METHODS: Volunteers were divided between a water-based aerobic training (WBA; n=13), water-based combined training (WBC; n=11) or an active control group (CG; n=9) and those assigned to WBA and WBC exercised twice a week for 12 weeks. All outcomes of interest were assessed prior and after the intervention. The data were analyzed using Generalized Estimating Equations (GEE), and Bonferroni post-hoc test (α = 0.05).
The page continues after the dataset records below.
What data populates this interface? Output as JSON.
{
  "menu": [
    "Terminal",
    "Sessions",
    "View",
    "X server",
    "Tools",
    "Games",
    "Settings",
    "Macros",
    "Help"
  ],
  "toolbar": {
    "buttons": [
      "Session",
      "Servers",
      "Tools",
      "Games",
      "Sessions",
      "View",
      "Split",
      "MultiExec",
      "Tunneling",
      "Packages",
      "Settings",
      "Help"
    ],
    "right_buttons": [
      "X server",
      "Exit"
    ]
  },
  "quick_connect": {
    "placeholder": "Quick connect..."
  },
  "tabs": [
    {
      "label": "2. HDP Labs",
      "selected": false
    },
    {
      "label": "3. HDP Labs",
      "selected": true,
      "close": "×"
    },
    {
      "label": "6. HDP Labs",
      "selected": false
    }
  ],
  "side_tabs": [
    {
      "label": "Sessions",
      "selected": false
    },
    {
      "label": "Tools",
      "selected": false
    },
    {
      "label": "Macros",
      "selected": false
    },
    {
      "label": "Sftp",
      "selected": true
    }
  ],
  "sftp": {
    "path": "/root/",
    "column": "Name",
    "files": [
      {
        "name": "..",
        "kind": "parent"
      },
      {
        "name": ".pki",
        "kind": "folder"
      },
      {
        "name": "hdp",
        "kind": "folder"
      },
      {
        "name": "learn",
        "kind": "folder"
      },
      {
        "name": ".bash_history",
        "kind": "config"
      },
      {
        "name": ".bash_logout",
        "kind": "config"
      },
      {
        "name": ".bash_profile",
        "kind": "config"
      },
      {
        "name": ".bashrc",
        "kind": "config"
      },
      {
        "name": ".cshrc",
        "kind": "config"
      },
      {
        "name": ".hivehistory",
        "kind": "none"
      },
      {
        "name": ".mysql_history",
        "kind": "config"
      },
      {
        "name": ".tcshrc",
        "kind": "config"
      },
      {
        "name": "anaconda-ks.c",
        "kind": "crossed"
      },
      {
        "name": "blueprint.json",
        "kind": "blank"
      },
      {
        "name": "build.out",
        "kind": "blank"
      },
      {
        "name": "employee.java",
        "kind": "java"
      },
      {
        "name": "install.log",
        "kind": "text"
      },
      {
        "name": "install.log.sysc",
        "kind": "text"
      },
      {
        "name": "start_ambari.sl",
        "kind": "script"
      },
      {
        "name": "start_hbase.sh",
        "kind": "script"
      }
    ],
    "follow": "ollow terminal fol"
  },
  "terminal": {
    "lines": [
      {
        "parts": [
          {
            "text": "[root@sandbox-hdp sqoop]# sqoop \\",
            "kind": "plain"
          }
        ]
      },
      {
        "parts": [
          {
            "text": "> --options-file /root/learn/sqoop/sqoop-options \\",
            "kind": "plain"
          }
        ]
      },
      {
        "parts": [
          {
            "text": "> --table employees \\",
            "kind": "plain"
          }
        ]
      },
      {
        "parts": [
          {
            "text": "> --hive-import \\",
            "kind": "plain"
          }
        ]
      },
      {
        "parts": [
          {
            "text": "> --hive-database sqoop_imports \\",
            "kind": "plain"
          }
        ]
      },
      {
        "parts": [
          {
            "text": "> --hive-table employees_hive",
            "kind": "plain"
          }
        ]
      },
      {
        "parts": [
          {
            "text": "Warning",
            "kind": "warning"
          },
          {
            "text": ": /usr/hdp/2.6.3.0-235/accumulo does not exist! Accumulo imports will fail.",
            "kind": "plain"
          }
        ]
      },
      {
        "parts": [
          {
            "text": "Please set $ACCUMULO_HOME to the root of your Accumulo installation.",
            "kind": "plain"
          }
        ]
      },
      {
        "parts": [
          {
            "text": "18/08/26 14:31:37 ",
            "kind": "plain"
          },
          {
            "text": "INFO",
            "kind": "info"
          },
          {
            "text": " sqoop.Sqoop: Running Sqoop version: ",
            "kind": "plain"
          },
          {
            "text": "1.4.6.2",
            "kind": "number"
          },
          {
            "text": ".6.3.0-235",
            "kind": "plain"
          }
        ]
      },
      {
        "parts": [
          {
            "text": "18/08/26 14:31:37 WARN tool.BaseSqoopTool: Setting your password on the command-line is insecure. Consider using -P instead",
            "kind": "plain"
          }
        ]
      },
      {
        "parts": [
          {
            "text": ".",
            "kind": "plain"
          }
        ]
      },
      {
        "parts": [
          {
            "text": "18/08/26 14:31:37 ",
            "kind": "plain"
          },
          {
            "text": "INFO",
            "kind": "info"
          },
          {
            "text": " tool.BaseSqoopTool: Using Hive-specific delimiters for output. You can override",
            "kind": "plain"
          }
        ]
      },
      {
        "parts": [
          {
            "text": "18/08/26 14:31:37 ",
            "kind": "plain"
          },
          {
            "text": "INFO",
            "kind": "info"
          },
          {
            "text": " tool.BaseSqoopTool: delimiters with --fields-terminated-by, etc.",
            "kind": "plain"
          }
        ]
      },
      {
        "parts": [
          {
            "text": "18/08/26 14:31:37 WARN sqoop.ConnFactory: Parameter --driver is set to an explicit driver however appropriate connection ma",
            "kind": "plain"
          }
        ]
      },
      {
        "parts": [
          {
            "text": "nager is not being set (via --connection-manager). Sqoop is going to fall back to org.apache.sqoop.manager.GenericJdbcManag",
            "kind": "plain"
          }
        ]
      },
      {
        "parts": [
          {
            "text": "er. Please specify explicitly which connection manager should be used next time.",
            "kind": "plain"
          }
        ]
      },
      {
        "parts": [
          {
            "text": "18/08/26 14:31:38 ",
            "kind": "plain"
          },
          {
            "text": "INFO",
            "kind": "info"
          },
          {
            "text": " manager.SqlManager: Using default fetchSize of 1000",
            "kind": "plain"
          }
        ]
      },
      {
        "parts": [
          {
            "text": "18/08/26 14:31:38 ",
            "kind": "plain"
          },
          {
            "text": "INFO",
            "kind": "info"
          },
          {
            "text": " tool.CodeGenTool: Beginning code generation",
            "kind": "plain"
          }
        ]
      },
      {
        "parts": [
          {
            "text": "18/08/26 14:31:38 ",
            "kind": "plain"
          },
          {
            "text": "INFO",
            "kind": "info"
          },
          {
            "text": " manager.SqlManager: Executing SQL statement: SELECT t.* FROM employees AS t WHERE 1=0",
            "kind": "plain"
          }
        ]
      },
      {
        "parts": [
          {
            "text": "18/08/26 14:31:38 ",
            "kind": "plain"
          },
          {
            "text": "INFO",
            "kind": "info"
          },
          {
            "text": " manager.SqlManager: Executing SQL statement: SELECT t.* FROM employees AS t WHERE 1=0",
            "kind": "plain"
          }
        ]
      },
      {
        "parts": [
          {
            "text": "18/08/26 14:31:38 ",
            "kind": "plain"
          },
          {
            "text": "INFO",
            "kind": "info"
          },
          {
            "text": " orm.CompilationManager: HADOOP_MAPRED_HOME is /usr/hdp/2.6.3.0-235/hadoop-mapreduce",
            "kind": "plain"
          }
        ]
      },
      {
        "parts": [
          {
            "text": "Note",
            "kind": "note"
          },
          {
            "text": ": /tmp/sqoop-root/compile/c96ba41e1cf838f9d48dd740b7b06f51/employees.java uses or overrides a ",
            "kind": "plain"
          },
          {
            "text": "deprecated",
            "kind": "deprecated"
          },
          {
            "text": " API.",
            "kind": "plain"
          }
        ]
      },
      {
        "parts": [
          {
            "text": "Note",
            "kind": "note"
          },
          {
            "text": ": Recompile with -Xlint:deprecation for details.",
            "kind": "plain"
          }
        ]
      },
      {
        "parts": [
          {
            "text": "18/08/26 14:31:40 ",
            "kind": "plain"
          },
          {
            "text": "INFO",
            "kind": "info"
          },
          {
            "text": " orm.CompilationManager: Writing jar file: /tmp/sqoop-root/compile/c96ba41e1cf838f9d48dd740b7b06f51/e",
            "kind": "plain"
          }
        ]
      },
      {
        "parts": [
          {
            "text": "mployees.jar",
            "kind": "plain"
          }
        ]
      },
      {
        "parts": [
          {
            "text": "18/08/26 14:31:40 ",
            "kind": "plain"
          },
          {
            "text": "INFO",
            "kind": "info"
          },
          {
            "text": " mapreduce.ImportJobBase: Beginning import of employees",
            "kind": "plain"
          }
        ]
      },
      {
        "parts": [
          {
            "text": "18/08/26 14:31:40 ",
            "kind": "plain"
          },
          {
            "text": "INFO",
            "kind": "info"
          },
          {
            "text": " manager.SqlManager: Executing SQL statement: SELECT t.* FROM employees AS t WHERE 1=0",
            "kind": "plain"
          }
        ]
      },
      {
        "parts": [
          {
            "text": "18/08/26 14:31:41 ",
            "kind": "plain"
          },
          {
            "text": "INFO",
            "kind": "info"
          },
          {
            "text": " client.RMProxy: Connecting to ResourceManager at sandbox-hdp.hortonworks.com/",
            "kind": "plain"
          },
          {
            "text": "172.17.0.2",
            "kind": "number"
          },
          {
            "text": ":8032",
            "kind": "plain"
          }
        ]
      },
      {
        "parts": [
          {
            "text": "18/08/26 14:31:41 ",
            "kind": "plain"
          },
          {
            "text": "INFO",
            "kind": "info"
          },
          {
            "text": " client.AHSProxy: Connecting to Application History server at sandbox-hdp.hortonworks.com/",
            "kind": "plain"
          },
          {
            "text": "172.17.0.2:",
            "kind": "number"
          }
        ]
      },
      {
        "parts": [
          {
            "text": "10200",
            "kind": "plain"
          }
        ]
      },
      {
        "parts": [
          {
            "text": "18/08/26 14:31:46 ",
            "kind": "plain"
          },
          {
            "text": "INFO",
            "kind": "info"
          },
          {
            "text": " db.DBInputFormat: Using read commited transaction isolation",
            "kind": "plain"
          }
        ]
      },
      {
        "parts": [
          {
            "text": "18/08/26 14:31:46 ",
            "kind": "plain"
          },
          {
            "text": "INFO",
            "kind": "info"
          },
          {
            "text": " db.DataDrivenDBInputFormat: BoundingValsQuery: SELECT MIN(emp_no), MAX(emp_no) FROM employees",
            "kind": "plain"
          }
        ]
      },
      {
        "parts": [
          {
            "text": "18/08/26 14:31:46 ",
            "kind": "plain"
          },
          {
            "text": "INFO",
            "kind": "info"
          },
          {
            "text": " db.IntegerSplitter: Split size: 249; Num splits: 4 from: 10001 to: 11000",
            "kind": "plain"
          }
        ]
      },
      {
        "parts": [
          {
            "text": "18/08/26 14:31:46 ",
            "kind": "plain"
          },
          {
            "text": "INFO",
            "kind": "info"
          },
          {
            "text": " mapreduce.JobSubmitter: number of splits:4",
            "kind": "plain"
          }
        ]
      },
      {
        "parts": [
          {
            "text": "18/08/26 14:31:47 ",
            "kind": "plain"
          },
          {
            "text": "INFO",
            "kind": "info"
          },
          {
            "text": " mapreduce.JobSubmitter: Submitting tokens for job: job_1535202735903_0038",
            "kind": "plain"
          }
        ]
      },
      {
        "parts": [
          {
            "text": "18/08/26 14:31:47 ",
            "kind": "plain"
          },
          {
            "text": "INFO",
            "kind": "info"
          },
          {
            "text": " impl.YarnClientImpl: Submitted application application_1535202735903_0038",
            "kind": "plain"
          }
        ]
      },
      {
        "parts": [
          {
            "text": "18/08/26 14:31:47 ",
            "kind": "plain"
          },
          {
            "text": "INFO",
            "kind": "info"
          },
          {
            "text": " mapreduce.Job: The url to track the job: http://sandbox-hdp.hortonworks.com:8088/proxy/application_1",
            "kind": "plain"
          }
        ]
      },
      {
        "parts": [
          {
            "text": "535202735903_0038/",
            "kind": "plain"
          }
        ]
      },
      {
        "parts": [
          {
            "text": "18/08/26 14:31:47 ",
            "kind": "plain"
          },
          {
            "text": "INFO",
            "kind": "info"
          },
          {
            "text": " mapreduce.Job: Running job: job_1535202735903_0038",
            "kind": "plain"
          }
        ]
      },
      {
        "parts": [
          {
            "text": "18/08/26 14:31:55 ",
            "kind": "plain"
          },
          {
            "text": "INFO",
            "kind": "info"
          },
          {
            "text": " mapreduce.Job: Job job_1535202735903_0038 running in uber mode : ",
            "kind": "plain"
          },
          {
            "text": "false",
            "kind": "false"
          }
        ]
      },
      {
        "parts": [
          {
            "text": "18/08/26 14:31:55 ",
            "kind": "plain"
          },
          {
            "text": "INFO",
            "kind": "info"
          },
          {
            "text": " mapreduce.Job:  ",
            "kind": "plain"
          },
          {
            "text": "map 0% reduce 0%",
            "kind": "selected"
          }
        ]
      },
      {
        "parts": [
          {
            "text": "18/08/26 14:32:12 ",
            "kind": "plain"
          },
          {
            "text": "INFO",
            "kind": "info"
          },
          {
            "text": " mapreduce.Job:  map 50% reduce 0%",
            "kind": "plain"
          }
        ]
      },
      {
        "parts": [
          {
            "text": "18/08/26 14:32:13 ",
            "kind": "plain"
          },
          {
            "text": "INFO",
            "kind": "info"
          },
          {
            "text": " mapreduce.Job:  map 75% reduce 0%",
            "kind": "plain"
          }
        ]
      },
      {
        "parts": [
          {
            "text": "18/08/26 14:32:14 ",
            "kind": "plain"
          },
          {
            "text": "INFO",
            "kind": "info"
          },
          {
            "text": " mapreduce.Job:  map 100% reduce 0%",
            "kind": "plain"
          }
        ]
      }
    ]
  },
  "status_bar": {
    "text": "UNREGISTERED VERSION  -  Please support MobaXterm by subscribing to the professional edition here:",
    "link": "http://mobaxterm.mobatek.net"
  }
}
Aerobic training was performed at the percentage of the heart rate corresponding to the anaerobic threshold and resistance training during WBC was performed with sets at maximal effort.
RESULTS: Improvements were observed for the maximal knee extension dynamic strength (1RM) and oxygen uptake (VO2) corresponding to the second ventilatory threshold for both WBA and WBC (1RM: 16 ± 12% vs. 15 ± 16%; VO2: 20 ± 24% vs. 23 ± 13%, respectively), whereas VO2 peak improved in all three groups (WBA: 23 ± 21%; WBC: 18 ± 9%; CG: 7 ± 16%). No increase was found for horizontal chest press 1RM (p > 0.05).
CONCLUSIONS: These results suggest that WBA, WBC and CG are effective to improve cardiorespiratory fitness, however, only water-based training programs (WBA and WBC) appear capable of improving the maximal strength of the lower limbs.